Whilst the majority of parents will wish their children to be educated at school, some parents will choose to educate their children at home because they believe it is best for them. At this point it is important to say that parents, not the state, are primarily responsible for the education of their children. Section 7 of the Education Act 1996 says: “The parent of every child of compulsory school age shall cause him to receive efficient full-time education... either by regular attendance at school or otherwise.” So, teachers are educating on behalf of parents, not the state.

Regarding safeguarding and quality of education received at home, Local Authorities already have powers to intervene where they have reason to believe that children are not receiving an adequate education or are at risk of abuse. I believe the current approach strikes an appropriate balance between family privacy and child protection – local authorities have substantial powers to intervene when they have good reason to believe there is a problem.
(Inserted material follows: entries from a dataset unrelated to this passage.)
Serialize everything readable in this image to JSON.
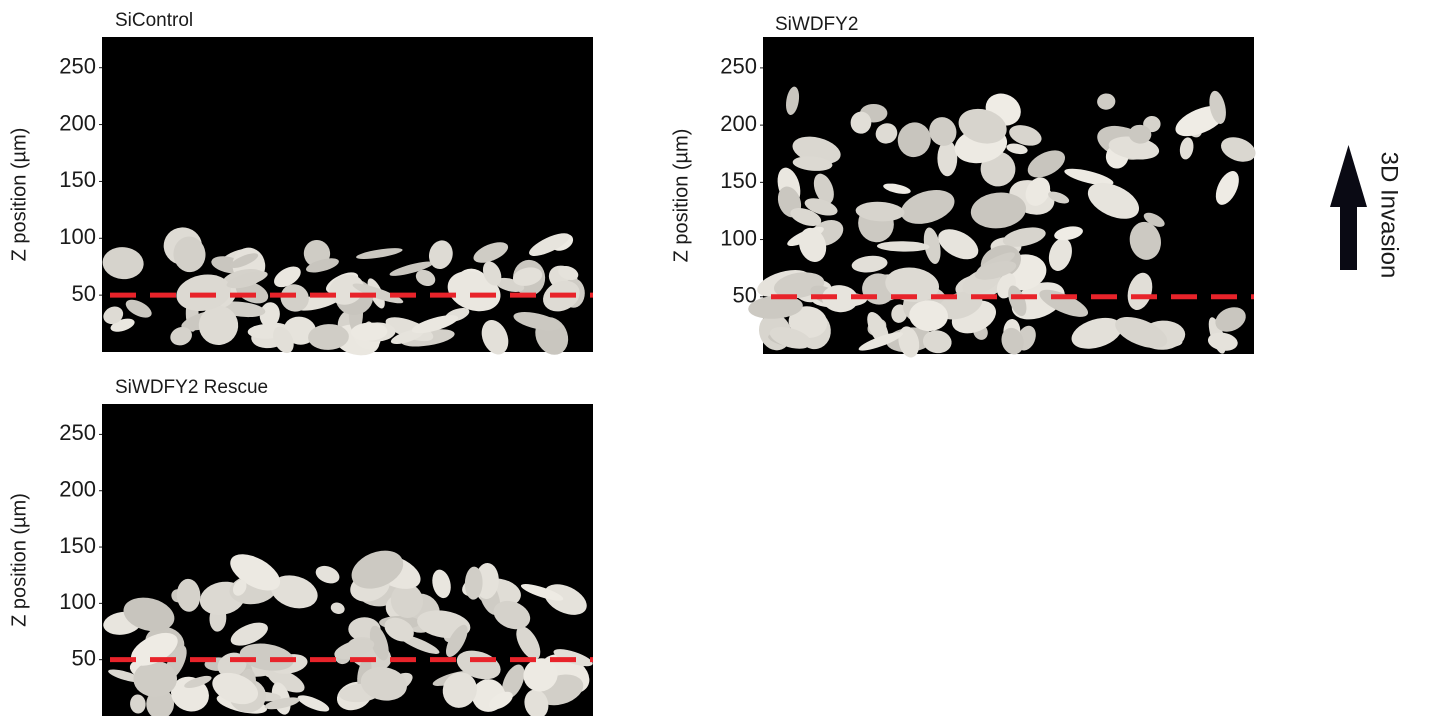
{
  "panels": [
    {
      "title": "SiControl",
      "ylabel": "Z position (µm)",
      "ylim": [
        0,
        277
      ],
      "yticks": [
        50,
        100,
        150,
        200,
        250
      ],
      "threshold": 50
    },
    {
      "title": "SiWDFY2",
      "ylabel": "Z position (µm)",
      "ylim": [
        0,
        277
      ],
      "yticks": [
        50,
        100,
        150,
        200,
        250
      ],
      "threshold": 50
    },
    {
      "title": "SiWDFY2 Rescue",
      "ylabel": "Z position (µm)",
      "ylim": [
        0,
        277
      ],
      "yticks": [
        50,
        100,
        150,
        200,
        250
      ],
      "threshold": 50
    }
  ],
  "side_label": "3D Invasion"
}
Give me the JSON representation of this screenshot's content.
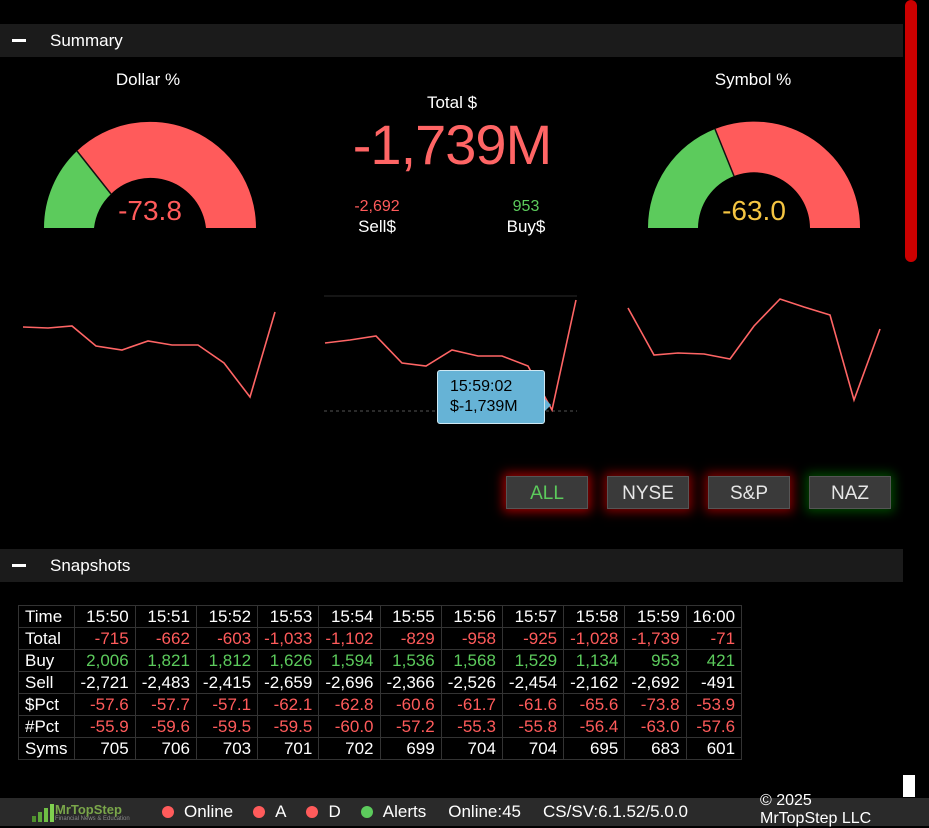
{
  "summary": {
    "header": "Summary",
    "dollar_title": "Dollar %",
    "dollar_value": "-73.8",
    "dollar_level": -73.8,
    "symbol_title": "Symbol %",
    "symbol_value": "-63.0",
    "symbol_level": -63.0,
    "total_label": "Total $",
    "total_value": "-1,739M",
    "sell_value": "-2,692",
    "sell_label": "Sell$",
    "buy_value": "953",
    "buy_label": "Buy$",
    "tooltip_time": "15:59:02",
    "tooltip_value": "$-1,739M"
  },
  "filters": [
    "ALL",
    "NYSE",
    "S&P",
    "NAZ"
  ],
  "snapshots": {
    "header": "Snapshots",
    "row_labels": [
      "Time",
      "Total",
      "Buy",
      "Sell",
      "$Pct",
      "#Pct",
      "Syms"
    ],
    "times": [
      "15:50",
      "15:51",
      "15:52",
      "15:53",
      "15:54",
      "15:55",
      "15:56",
      "15:57",
      "15:58",
      "15:59",
      "16:00"
    ],
    "total": [
      "-715",
      "-662",
      "-603",
      "-1,033",
      "-1,102",
      "-829",
      "-958",
      "-925",
      "-1,028",
      "-1,739",
      "-71"
    ],
    "buy": [
      "2,006",
      "1,821",
      "1,812",
      "1,626",
      "1,594",
      "1,536",
      "1,568",
      "1,529",
      "1,134",
      "953",
      "421"
    ],
    "sell": [
      "-2,721",
      "-2,483",
      "-2,415",
      "-2,659",
      "-2,696",
      "-2,366",
      "-2,526",
      "-2,454",
      "-2,162",
      "-2,692",
      "-491"
    ],
    "dpct": [
      "-57.6",
      "-57.7",
      "-57.1",
      "-62.1",
      "-62.8",
      "-60.6",
      "-61.7",
      "-61.6",
      "-65.6",
      "-73.8",
      "-53.9"
    ],
    "npct": [
      "-55.9",
      "-59.6",
      "-59.5",
      "-59.5",
      "-60.0",
      "-57.2",
      "-55.3",
      "-55.8",
      "-56.4",
      "-63.0",
      "-57.6"
    ],
    "syms": [
      "705",
      "706",
      "703",
      "701",
      "702",
      "699",
      "704",
      "704",
      "695",
      "683",
      "601"
    ]
  },
  "statusbar": {
    "logo_text": "MrTopStep",
    "logo_sub": "Financial News & Education",
    "online": "Online",
    "a": "A",
    "d": "D",
    "alerts": "Alerts",
    "online_count": "Online:45",
    "version": "CS/SV:6.1.52/5.0.0",
    "copyright_line1": "© 2025",
    "copyright_line2": "MrTopStep LLC"
  },
  "colors": {
    "red": "#ff5b5b",
    "green": "#5ccb5c",
    "yellow": "#f5c542",
    "tooltip": "#66b3d6"
  }
}
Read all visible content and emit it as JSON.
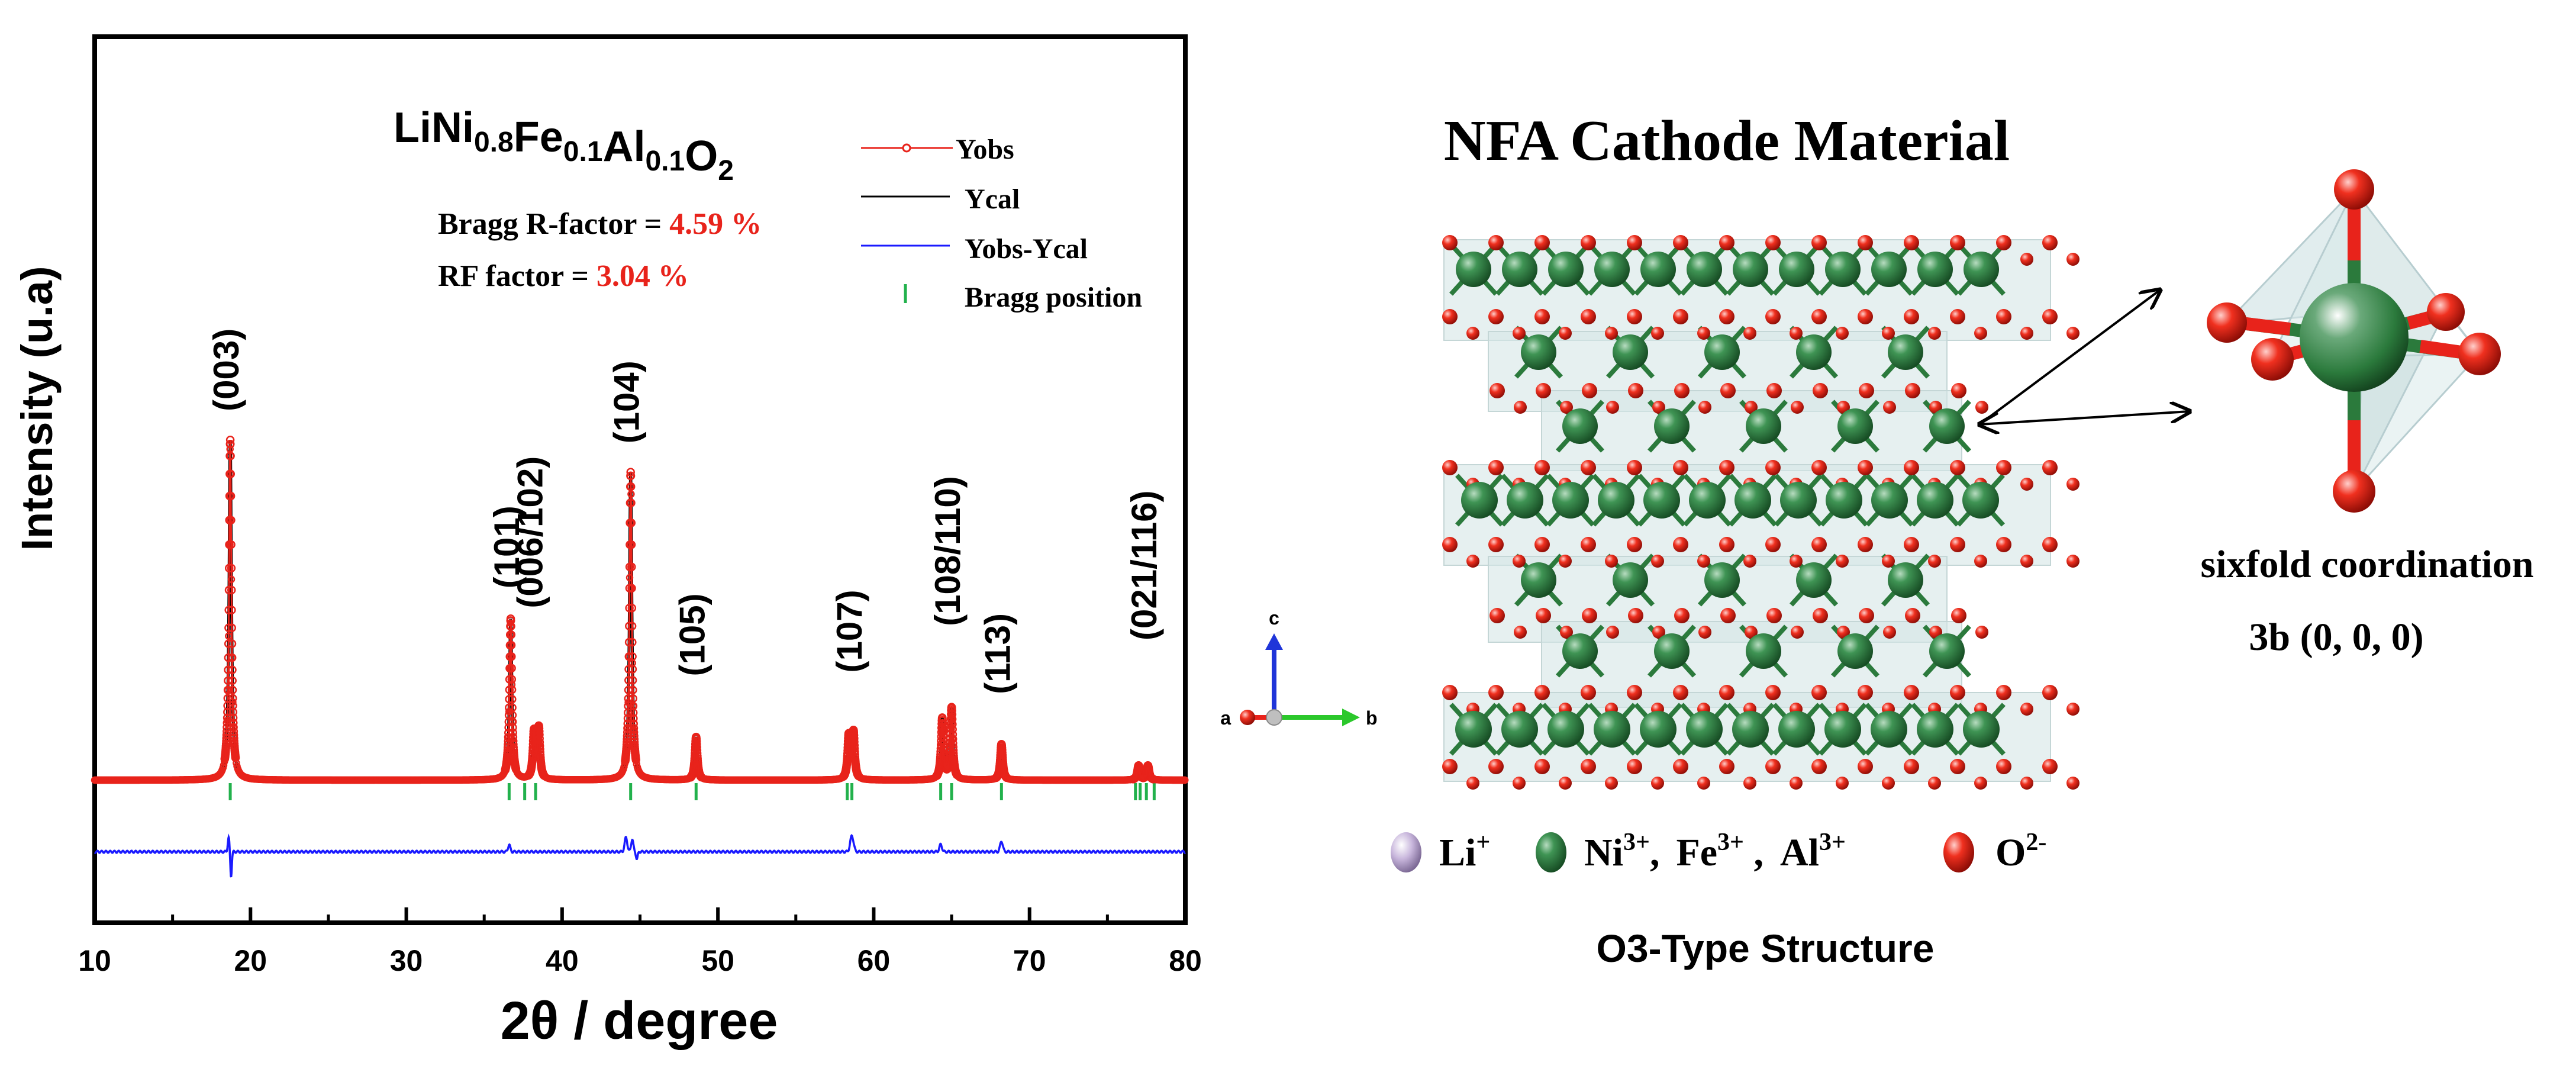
{
  "chart_data": {
    "type": "line",
    "title": "LiNi0.8Fe0.1Al0.1O2",
    "formula": {
      "parts": [
        {
          "t": "LiNi",
          "sub": "0.8"
        },
        {
          "t": "Fe",
          "sub": "0.1"
        },
        {
          "t": "Al",
          "sub": "0.1"
        },
        {
          "t": "O",
          "sub": "2"
        }
      ]
    },
    "xlabel": "2θ / degree",
    "ylabel": "Intensity (u.a)",
    "xlim": [
      10,
      80
    ],
    "xticks": [
      10,
      20,
      30,
      40,
      50,
      60,
      70,
      80
    ],
    "ylim": [
      -0.32,
      1.2
    ],
    "baseline_obs": 0.0,
    "baseline_diff": -0.2,
    "peaks": [
      {
        "x": 18.7,
        "h": 0.95,
        "label": "(003)",
        "label_top": 1.03
      },
      {
        "x": 36.7,
        "h": 0.45,
        "label": "(101)",
        "label_top": 0.535
      },
      {
        "x": 38.2,
        "h": 0.13,
        "label": "(006/102)",
        "label_top": 0.48
      },
      {
        "x": 38.5,
        "h": 0.14,
        "label": "",
        "label_top": 0
      },
      {
        "x": 44.4,
        "h": 0.86,
        "label": "(104)",
        "label_top": 0.94
      },
      {
        "x": 48.6,
        "h": 0.12,
        "label": "(105)",
        "label_top": 0.29
      },
      {
        "x": 58.4,
        "h": 0.12,
        "label": "",
        "label_top": 0
      },
      {
        "x": 58.7,
        "h": 0.13,
        "label": "(107)",
        "label_top": 0.3
      },
      {
        "x": 64.4,
        "h": 0.17,
        "label": "",
        "label_top": 0
      },
      {
        "x": 65.0,
        "h": 0.2,
        "label": "(108/110)",
        "label_top": 0.43
      },
      {
        "x": 68.2,
        "h": 0.1,
        "label": "(113)",
        "label_top": 0.24
      },
      {
        "x": 77.0,
        "h": 0.04,
        "label": "",
        "label_top": 0
      },
      {
        "x": 77.6,
        "h": 0.04,
        "label": "(021/116)",
        "label_top": 0.39
      }
    ],
    "bragg_positions": [
      18.7,
      36.6,
      37.6,
      38.3,
      44.4,
      48.6,
      58.3,
      58.6,
      64.3,
      65.0,
      68.2,
      76.8,
      77.1,
      77.5,
      78.0
    ],
    "diff_features": [
      {
        "x": 18.6,
        "h": 0.04,
        "w": 0.08
      },
      {
        "x": 18.75,
        "h": -0.07,
        "w": 0.07
      },
      {
        "x": 36.6,
        "h": 0.02,
        "w": 0.1
      },
      {
        "x": 44.1,
        "h": 0.04,
        "w": 0.12
      },
      {
        "x": 44.5,
        "h": 0.035,
        "w": 0.1
      },
      {
        "x": 44.8,
        "h": -0.02,
        "w": 0.08
      },
      {
        "x": 58.6,
        "h": 0.045,
        "w": 0.15
      },
      {
        "x": 64.3,
        "h": 0.02,
        "w": 0.12
      },
      {
        "x": 68.2,
        "h": 0.03,
        "w": 0.12
      }
    ],
    "series": [
      {
        "name": "Yobs",
        "color": "#e8231b",
        "marker": "open-circle"
      },
      {
        "name": "Ycal",
        "color": "#000000"
      },
      {
        "name": "Yobs-Ycal",
        "color": "#1a1aff"
      },
      {
        "name": "Bragg position",
        "color": "#22b14c",
        "marker": "vertical-tick"
      }
    ],
    "annotations": {
      "bragg_r": {
        "label": "Bragg R-factor = ",
        "value": "4.59 %"
      },
      "rf": {
        "label": "RF factor = ",
        "value": "3.04 %"
      }
    },
    "legend_position": "top-right"
  },
  "structure": {
    "title": "NFA Cathode Material",
    "subtitle": "O3-Type Structure",
    "axes": {
      "a": "a",
      "b": "b",
      "c": "c"
    },
    "coordination_text": "sixfold coordination",
    "site_text": "3b (0, 0, 0)",
    "legend": [
      {
        "label": "Li",
        "sup": "+",
        "color": "#c4b3d9"
      },
      {
        "label": "Ni",
        "sup": "3+",
        "suffix": ",",
        "color": "#2f7d3e"
      },
      {
        "label": "Fe",
        "sup": "3+",
        "suffix": " ,",
        "color": null
      },
      {
        "label": "Al",
        "sup": "3+",
        "suffix": "",
        "color": null
      },
      {
        "label": "O",
        "sup": "2-",
        "color": "#e8231b"
      }
    ],
    "colors": {
      "green": "#2b7a3c",
      "red": "#e8231b",
      "polyhedron": "#d5e6e6",
      "green_light": "#6fb27c"
    }
  }
}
Regarding having a mandatory register, I feel strongly that this would give the state unwarranted power over parents: it is neither necessary nor appropriate for parents to be required to register with the state to teach their own children. Having such a register would be a worrying sign of increased state interference in family life and could in time prove to be the first step toward even more intrusive regulation and monitoring. I think it would be the parents who would be of greatest concern who would be the very ones who would fail to sign up anyway!

Regarding the role that inspection should play in future regulation of home education, I am strongly of the opinion that inspection is inappropriate for home education. Inspection would be an intrusion into the home and another worrying sign of increased state interference in family life. One of the strengths of home-learning is the flexibility and diversity of approaches, geared to meet the needs, strengths, and interests of each individual child. It would be totally impractical and indeed impossible to try and transpose an Ofsted inspection framework into a home setting. It is worth adding that there is no evidence that lack of inspection puts children at risk; indeed, some parents will be opting to home-educate one or more of their children in order to eliminate some risks associated with schools, e.g. bullying; sexual harassment; mental health issues; etc

I have a particular interest in Special Education, having worked in this field for well over 20 years. Whilst the majority of state Special School provision is good, I know some parents feel their child’s neds are not being fully met (whether in Mainstream or Special School) and that they would do better meeting these specific learning needs through home-education. Rather than targeting such parents for mandatory registration and inspection, resources would be far better spent improving the existing provision for children with additional needs in state schools.

I am pleased that at the present time parents have the freedom to home-educate and create bespoke learning opportunities for their children, without state intervention. The majority of parents do this for genuine reasons; they feel they have the required skills; they feel they can provide appropriate, stimulating activities for their gifted children in the way state school finds difficult, or they can slow down the learning to a pace a child can cope with who may be struggling to keep up in mainstream school. Whatever their reasons for home-schooling, the government/state should put its full trust in parents to do a great job, without interference.